Thanks for your advice, I’ve done something which I haven’t done in a couple of years – given up on a book. Bye bye Kevin, you’re back on the bookshelf, for the time being at least. I know a lot of you believe books should be discarded if they’re not working for you at page 50, but I can’t adopt that policy. I feel I’ve entered into some sort of contract with the author – if they’ve put months into writing it, I can put days into reading it. So I only give up in exceptional circumstances.
And what have I read instead? Well, I actually picked it up yesterday because the computer was taking ages to load and it was the nearest book to me – but got hooked and finished it today. Quirkology: The Curious Science of Everyday Lives by Richard Wiseman. It’s so modern that it was a website (quirkology.com) and a YouTube channel, and that’s more than Jane Austen ever had.

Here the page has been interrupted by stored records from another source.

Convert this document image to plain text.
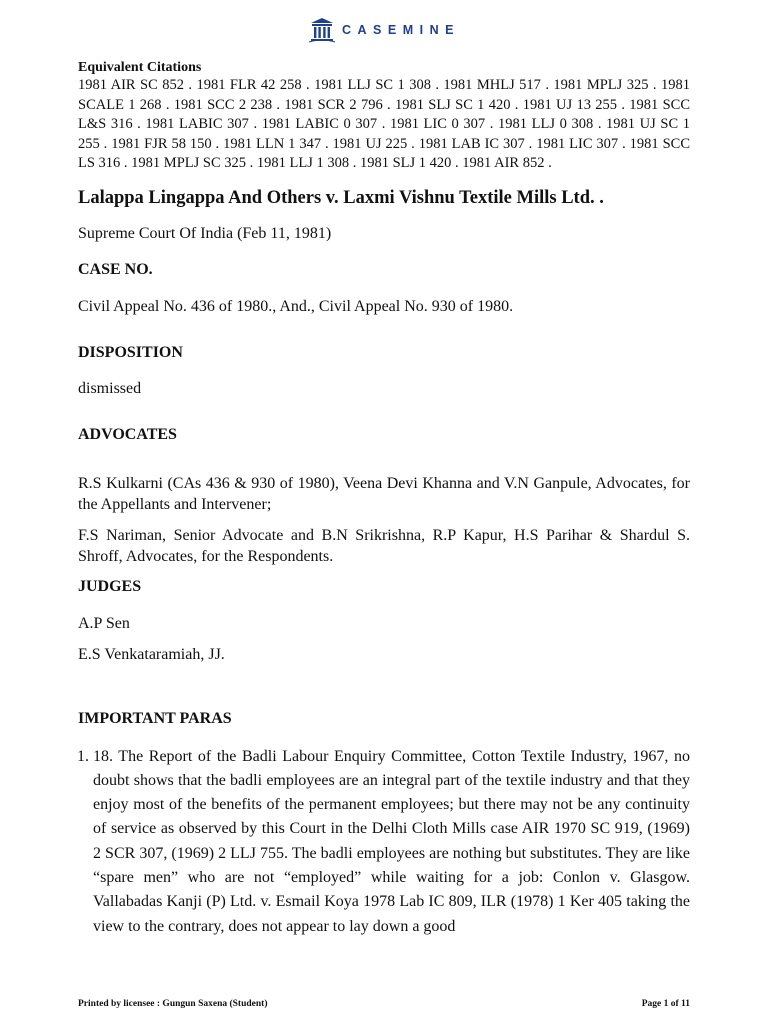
CASEMINE
Equivalent Citations
1981 AIR SC 852 . 1981 FLR 42 258 . 1981 LLJ SC 1 308 . 1981 MHLJ 517 . 1981 MPLJ 325 . 1981 SCALE 1 268 . 1981 SCC 2 238 . 1981 SCR 2 796 . 1981 SLJ SC 1 420 . 1981 UJ 13 255 . 1981 SCC L&S 316 . 1981 LABIC 307 . 1981 LABIC 0 307 . 1981 LIC 0 307 . 1981 LLJ 0 308 . 1981 UJ SC 1 255 . 1981 FJR 58 150 . 1981 LLN 1 347 . 1981 UJ 225 . 1981 LAB IC 307 . 1981 LIC 307 . 1981 SCC LS 316 . 1981 MPLJ SC 325 . 1981 LLJ 1 308 . 1981 SLJ 1 420 . 1981 AIR 852 .
Lalappa Lingappa And Others v. Laxmi Vishnu Textile Mills Ltd. .

Supreme Court Of India (Feb 11, 1981)

CASE NO.

Civil Appeal No. 436 of 1980., And., Civil Appeal No. 930 of 1980.

DISPOSITION

dismissed

ADVOCATES

R.S Kulkarni (CAs 436 & 930 of 1980), Veena Devi Khanna and V.N Ganpule, Advocates, for the Appellants and Intervener;

F.S Nariman, Senior Advocate and B.N Srikrishna, R.P Kapur, H.S Parihar & Shardul S. Shroff, Advocates, for the Respondents.

JUDGES

A.P Sen

E.S Venkataramiah, JJ.

IMPORTANT PARAS
1. 18. The Report of the Badli Labour Enquiry Committee, Cotton Textile Industry, 1967, no doubt shows that the badli employees are an integral part of the textile industry and that they enjoy most of the benefits of the permanent employees; but there may not be any continuity of service as observed by this Court in the Delhi Cloth Mills case AIR 1970 SC 919, (1969) 2 SCR 307, (1969) 2 LLJ 755. The badli employees are nothing but substitutes. They are like “spare men” who are not “employed” while waiting for a job: Conlon v. Glasgow. Vallabadas Kanji (P) Ltd. v. Esmail Koya 1978 Lab IC 809, ILR (1978) 1 Ker 405 taking the view to the contrary, does not appear to lay down a good
Printed by licensee : Gungun Saxena (Student)	Page 1 of 11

It doesn’t sound usual Stuck-in-a-Book fare, and I suppose it’s not, but one of the other books I’ve enjoyed this year was Oliver Sacks’ The Man Who Mistook His Wife For A Hat. That was a book detailing psychological illnesses witnessed by Dr. Sacks, and his methods of treating them, in a manner which demonstrated his empathy as well as intelligence. Quirkology is rather more silly, though still keen to point out its scientific credentials – it’s all about Wiseman’s psychological experiments and what insights he has discovered into everyday lives. The psychological equivalent of Kate Fox’s anthropological Watching the English.
Amongst Wiseman’s investigations are attempts to find the world’s funniest joke; see what sort of person takes more than 10 items in a supermarket’s express line; how to tell if someone is lying; how your surname could decide your career; the trustworthiness of beards; how pretending to be a football hooligan will actually lower your IQ. Many, many interesting facts and studies, which often make you feel grateful that you weren’t a participant (many of the studies claim to be about one thing, and trick a participant into having different behaviour analysed).
Here’s one little starter. Using your forefinger, trace a capital Q on your forehead. Go on… done it? Click here to see what it says about you.
A fun, and indeed very quirky, book.